Vos collections rentrent difficilement dans un moule. On y voit plusieurs influences. Mais c’est l’Afrique qui semble être votre première muse ?
Adama Paris : Mes influences sont multiples, c’est vrai. A la fois l’Afrique et l’Europe. Je suis très contemporaine. Une city-girl. Une fille de la ville. J’aime le béton. En même temps, j’ai cet amour démesuré de l’Afrique. Cela peut paraître prétentieux mais je pense avoir lancé une nouvelle aire. J’ai apporté un côté très citadin, en mettant toujours en exergue l’Afrique profonde, mais sans les boubous. Je suis aujourd’hui une citoyenne du monde, j’ai cette idée de représenter l’Afrique partout dans le monde mais sans jamais tromper l’Afrique. Changer le regard sur l’Afrique. Je peux aussi bien porter des chaussures Louboutins avec une veste Adama Paris. Cette année, j’ai lancé une nouvelle collection de maillots de bain en tissus africain. Tout est confectionné à la main. Avec un petit secret de fabrication. J’ai été invité à la Fashion Week de New York où j’ai pu présenter mon premier défilé de maillot. J’étais très contente que les autres organisateurs d’évènements plébiscitent ce savoir-faire. Je suis la seule à fabriquer des maillots en wax.
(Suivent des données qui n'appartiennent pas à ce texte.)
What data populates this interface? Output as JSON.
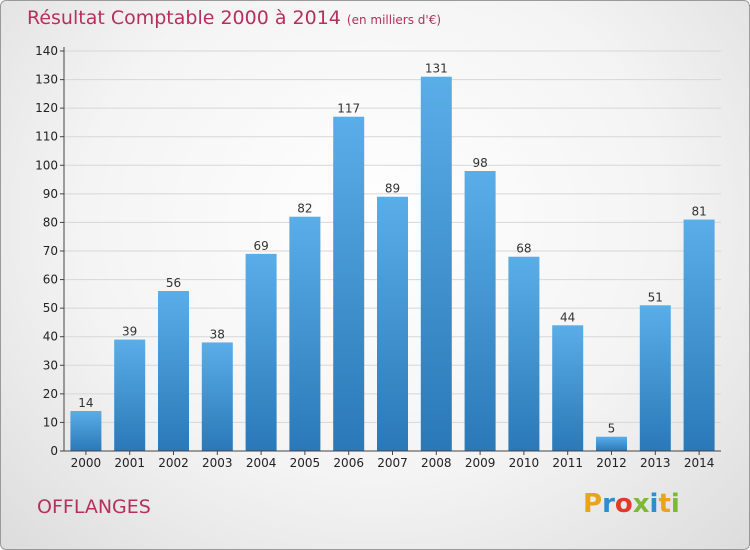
{
  "title": "Résultat Comptable 2000 à 2014",
  "unit_note": "(en milliers d'€)",
  "commune": "OFFLANGES",
  "logo": {
    "letters": [
      "P",
      "r",
      "o",
      "x",
      "i",
      "t",
      "i"
    ],
    "colors": [
      "#e8a41a",
      "#2a8fd1",
      "#e23a2a",
      "#7cb934",
      "#2a8fd1",
      "#e8a41a",
      "#7cb934"
    ]
  },
  "chart_data": {
    "type": "bar",
    "categories": [
      "2000",
      "2001",
      "2002",
      "2003",
      "2004",
      "2005",
      "2006",
      "2007",
      "2008",
      "2009",
      "2010",
      "2011",
      "2012",
      "2013",
      "2014"
    ],
    "values": [
      14,
      39,
      56,
      38,
      69,
      82,
      117,
      89,
      131,
      98,
      68,
      44,
      5,
      51,
      81
    ],
    "ylim": [
      0,
      140
    ],
    "yticks": [
      0,
      10,
      20,
      30,
      40,
      50,
      60,
      70,
      80,
      90,
      100,
      110,
      120,
      130,
      140
    ],
    "grid": "horizontal",
    "bar_color": "#3c94da"
  }
}
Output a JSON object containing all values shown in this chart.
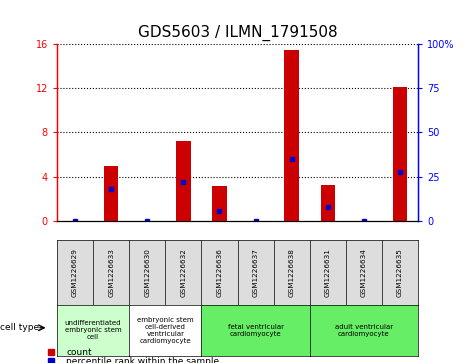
{
  "title": "GDS5603 / ILMN_1791508",
  "samples": [
    "GSM1226629",
    "GSM1226633",
    "GSM1226630",
    "GSM1226632",
    "GSM1226636",
    "GSM1226637",
    "GSM1226638",
    "GSM1226631",
    "GSM1226634",
    "GSM1226635"
  ],
  "counts": [
    0,
    5.0,
    0,
    7.2,
    3.2,
    0,
    15.4,
    3.3,
    0,
    12.1
  ],
  "percentiles": [
    0,
    18,
    0,
    22,
    6,
    0,
    35,
    8,
    0,
    28
  ],
  "ylim_left": [
    0,
    16
  ],
  "ylim_right": [
    0,
    100
  ],
  "yticks_left": [
    0,
    4,
    8,
    12,
    16
  ],
  "ytick_labels_left": [
    "0",
    "4",
    "8",
    "12",
    "16"
  ],
  "yticks_right": [
    0,
    25,
    50,
    75,
    100
  ],
  "ytick_labels_right": [
    "0",
    "25",
    "50",
    "75",
    "100%"
  ],
  "bar_color": "#cc0000",
  "dot_color": "#0000cc",
  "cell_type_groups": [
    {
      "label": "undifferentiated\nembryonic stem\ncell",
      "span": [
        0,
        2
      ],
      "color": "#ccffcc"
    },
    {
      "label": "embryonic stem\ncell-derived\nventricular\ncardiomyocyte",
      "span": [
        2,
        4
      ],
      "color": "#ffffff"
    },
    {
      "label": "fetal ventricular\ncardiomyocyte",
      "span": [
        4,
        7
      ],
      "color": "#66ee66"
    },
    {
      "label": "adult ventricular\ncardiomyocyte",
      "span": [
        7,
        10
      ],
      "color": "#66ee66"
    }
  ],
  "title_fontsize": 11,
  "tick_fontsize": 7,
  "bar_width": 0.4
}
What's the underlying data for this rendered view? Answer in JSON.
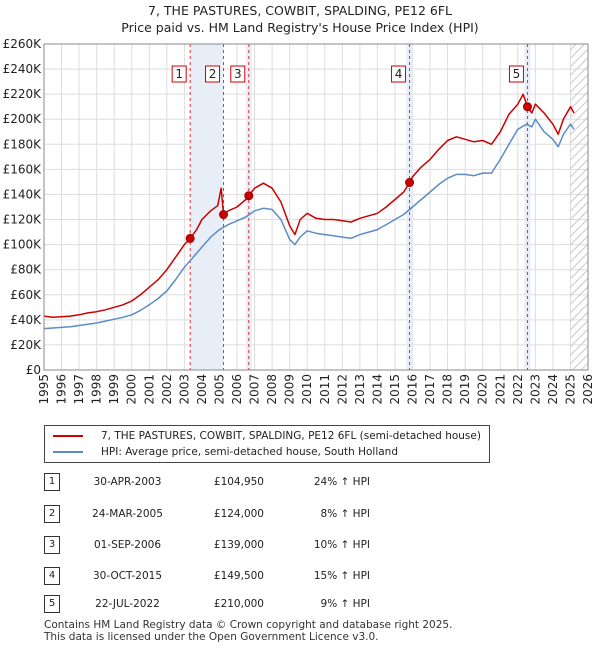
{
  "title": "7, THE PASTURES, COWBIT, SPALDING, PE12 6FL",
  "subtitle": "Price paid vs. HM Land Registry's House Price Index (HPI)",
  "chart_data": {
    "type": "line",
    "title": "7, THE PASTURES, COWBIT, SPALDING, PE12 6FL",
    "subtitle": "Price paid vs. HM Land Registry's House Price Index (HPI)",
    "xlim": [
      1995,
      2026
    ],
    "ylim": [
      0,
      260000
    ],
    "x_ticks": [
      "1995",
      "1996",
      "1997",
      "1998",
      "1999",
      "2000",
      "2001",
      "2002",
      "2003",
      "2004",
      "2005",
      "2006",
      "2007",
      "2008",
      "2009",
      "2010",
      "2011",
      "2012",
      "2013",
      "2014",
      "2015",
      "2016",
      "2017",
      "2018",
      "2019",
      "2020",
      "2021",
      "2022",
      "2023",
      "2024",
      "2025",
      "2026"
    ],
    "y_ticks": [
      {
        "value": 0,
        "label": "£0"
      },
      {
        "value": 20000,
        "label": "£20K"
      },
      {
        "value": 40000,
        "label": "£40K"
      },
      {
        "value": 60000,
        "label": "£60K"
      },
      {
        "value": 80000,
        "label": "£80K"
      },
      {
        "value": 100000,
        "label": "£100K"
      },
      {
        "value": 120000,
        "label": "£120K"
      },
      {
        "value": 140000,
        "label": "£140K"
      },
      {
        "value": 160000,
        "label": "£160K"
      },
      {
        "value": 180000,
        "label": "£180K"
      },
      {
        "value": 200000,
        "label": "£200K"
      },
      {
        "value": 220000,
        "label": "£220K"
      },
      {
        "value": 240000,
        "label": "£240K"
      },
      {
        "value": 260000,
        "label": "£260K"
      }
    ],
    "shaded_ranges": [
      [
        2003.33,
        2005.23
      ],
      [
        2006.67,
        2006.67
      ],
      [
        2015.83,
        2015.83
      ],
      [
        2022.55,
        2022.55
      ]
    ],
    "future_hatch_from": 2025.0,
    "series": [
      {
        "name": "7, THE PASTURES, COWBIT, SPALDING, PE12 6FL (semi-detached house)",
        "color": "#cc0000",
        "x": [
          1995.0,
          1995.5,
          1996.0,
          1996.5,
          1997.0,
          1997.5,
          1998.0,
          1998.5,
          1999.0,
          1999.5,
          2000.0,
          2000.5,
          2001.0,
          2001.5,
          2002.0,
          2002.5,
          2003.0,
          2003.33,
          2003.7,
          2004.0,
          2004.5,
          2004.9,
          2005.1,
          2005.23,
          2005.5,
          2006.0,
          2006.5,
          2006.67,
          2007.0,
          2007.5,
          2008.0,
          2008.5,
          2009.0,
          2009.3,
          2009.6,
          2010.0,
          2010.5,
          2011.0,
          2011.5,
          2012.0,
          2012.5,
          2013.0,
          2013.5,
          2014.0,
          2014.5,
          2015.0,
          2015.5,
          2015.83,
          2016.0,
          2016.5,
          2017.0,
          2017.5,
          2018.0,
          2018.5,
          2019.0,
          2019.5,
          2020.0,
          2020.5,
          2021.0,
          2021.5,
          2022.0,
          2022.3,
          2022.55,
          2022.8,
          2023.0,
          2023.5,
          2024.0,
          2024.3,
          2024.6,
          2025.0,
          2025.2
        ],
        "y": [
          43000,
          42000,
          42500,
          43000,
          44000,
          45500,
          46500,
          48000,
          50000,
          52000,
          55000,
          60000,
          66000,
          72000,
          80000,
          90000,
          100000,
          104950,
          112000,
          120000,
          127000,
          131000,
          145000,
          124000,
          127000,
          130000,
          136000,
          139000,
          145000,
          149000,
          145000,
          134000,
          115000,
          108000,
          120000,
          125000,
          121000,
          120000,
          120000,
          119000,
          118000,
          121000,
          123000,
          125000,
          130000,
          136000,
          142000,
          149500,
          154000,
          162000,
          168000,
          176000,
          183000,
          186000,
          184000,
          182000,
          183000,
          180000,
          190000,
          204000,
          212000,
          220000,
          210000,
          205000,
          212000,
          205000,
          196000,
          188000,
          200000,
          210000,
          205000
        ]
      },
      {
        "name": "HPI: Average price, semi-detached house, South Holland",
        "color": "#5b8cc8",
        "x": [
          1995.0,
          1995.5,
          1996.0,
          1996.5,
          1997.0,
          1997.5,
          1998.0,
          1998.5,
          1999.0,
          1999.5,
          2000.0,
          2000.5,
          2001.0,
          2001.5,
          2002.0,
          2002.5,
          2003.0,
          2003.5,
          2004.0,
          2004.5,
          2005.0,
          2005.5,
          2006.0,
          2006.5,
          2007.0,
          2007.5,
          2008.0,
          2008.5,
          2009.0,
          2009.3,
          2009.6,
          2010.0,
          2010.5,
          2011.0,
          2011.5,
          2012.0,
          2012.5,
          2013.0,
          2013.5,
          2014.0,
          2014.5,
          2015.0,
          2015.5,
          2016.0,
          2016.5,
          2017.0,
          2017.5,
          2018.0,
          2018.5,
          2019.0,
          2019.5,
          2020.0,
          2020.5,
          2021.0,
          2021.5,
          2022.0,
          2022.5,
          2022.8,
          2023.0,
          2023.5,
          2024.0,
          2024.3,
          2024.6,
          2025.0,
          2025.2
        ],
        "y": [
          33000,
          33500,
          34000,
          34500,
          35500,
          36500,
          37500,
          39000,
          40500,
          42000,
          44000,
          47500,
          52000,
          57000,
          63000,
          72000,
          82000,
          90000,
          98000,
          106000,
          112000,
          116000,
          119000,
          122000,
          127000,
          129000,
          128000,
          120000,
          104000,
          100000,
          106000,
          111000,
          109000,
          108000,
          107000,
          106000,
          105000,
          108000,
          110000,
          112000,
          116000,
          120000,
          124000,
          130000,
          136000,
          142000,
          148000,
          153000,
          156000,
          156000,
          155000,
          157000,
          157000,
          168000,
          180000,
          192000,
          196000,
          194000,
          200000,
          190000,
          184000,
          178000,
          188000,
          196000,
          192000
        ]
      }
    ],
    "sales": [
      {
        "num": "1",
        "date": "30-APR-2003",
        "x": 2003.33,
        "price": 104950,
        "price_label": "£104,950",
        "hpi": "24% ↑ HPI"
      },
      {
        "num": "2",
        "date": "24-MAR-2005",
        "x": 2005.23,
        "price": 124000,
        "price_label": "£124,000",
        "hpi": "8% ↑ HPI"
      },
      {
        "num": "3",
        "date": "01-SEP-2006",
        "x": 2006.67,
        "price": 139000,
        "price_label": "£139,000",
        "hpi": "10% ↑ HPI"
      },
      {
        "num": "4",
        "date": "30-OCT-2015",
        "x": 2015.83,
        "price": 149500,
        "price_label": "£149,500",
        "hpi": "15% ↑ HPI"
      },
      {
        "num": "5",
        "date": "22-JUL-2022",
        "x": 2022.55,
        "price": 210000,
        "price_label": "£210,000",
        "hpi": "9% ↑ HPI"
      }
    ]
  },
  "legend": {
    "property_label": "7, THE PASTURES, COWBIT, SPALDING, PE12 6FL (semi-detached house)",
    "hpi_label": "HPI: Average price, semi-detached house, South Holland"
  },
  "footer": {
    "line1": "Contains HM Land Registry data © Crown copyright and database right 2025.",
    "line2": "This data is licensed under the Open Government Licence v3.0."
  },
  "colors": {
    "property": "#cc0000",
    "hpi": "#5b8cc8",
    "shade": "#e8eef8",
    "grid": "#dddddd",
    "marker_line": "#dd3333"
  }
}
Toutes vos créations sont-elles « made in Africa » ?
Adama Paris : Je vis entre Los Angeles et Dakar où se trouve mon unité de production. Tout se fait à Dakar. Ce que je ne peux pas avoir, je le commande à l’étranger mais tout est fabriqué dans mon atelier, au dessus de ma boutique. Six-sept personnes y travaillent plus des extras pendant la Fashion Week. J’ai ouvert une boutique à Dakar qui attire beaucoup de monde. J’ai la chance d’avoir pour clientes Viviane Ndour, Coumba Gawlo, une des filles de Biya, des stars sénégalaises beaucoup… Des actrices françaises également que j’ai pu approcher grâce à un stand que j’ai tenu au Martinez pendant le Festival de Cannes il y a six ans.

Vous avez organisé, du 3 au 6 novembre, à Prague, la première édition de la Black Fashion Week qui réuni l’élite des stylistes de la diaspora noire. Pourquoi Prague ?
Adama Paris : Je voulais commencer par une ville aussi grande pour faire mes armes. D’autant qu’ils sont friands de mode. L’Afrique est à son apogée aujourd’hui. L’ethnique est très tendance. C’est un effet de mode qu’il faut savoir saisir.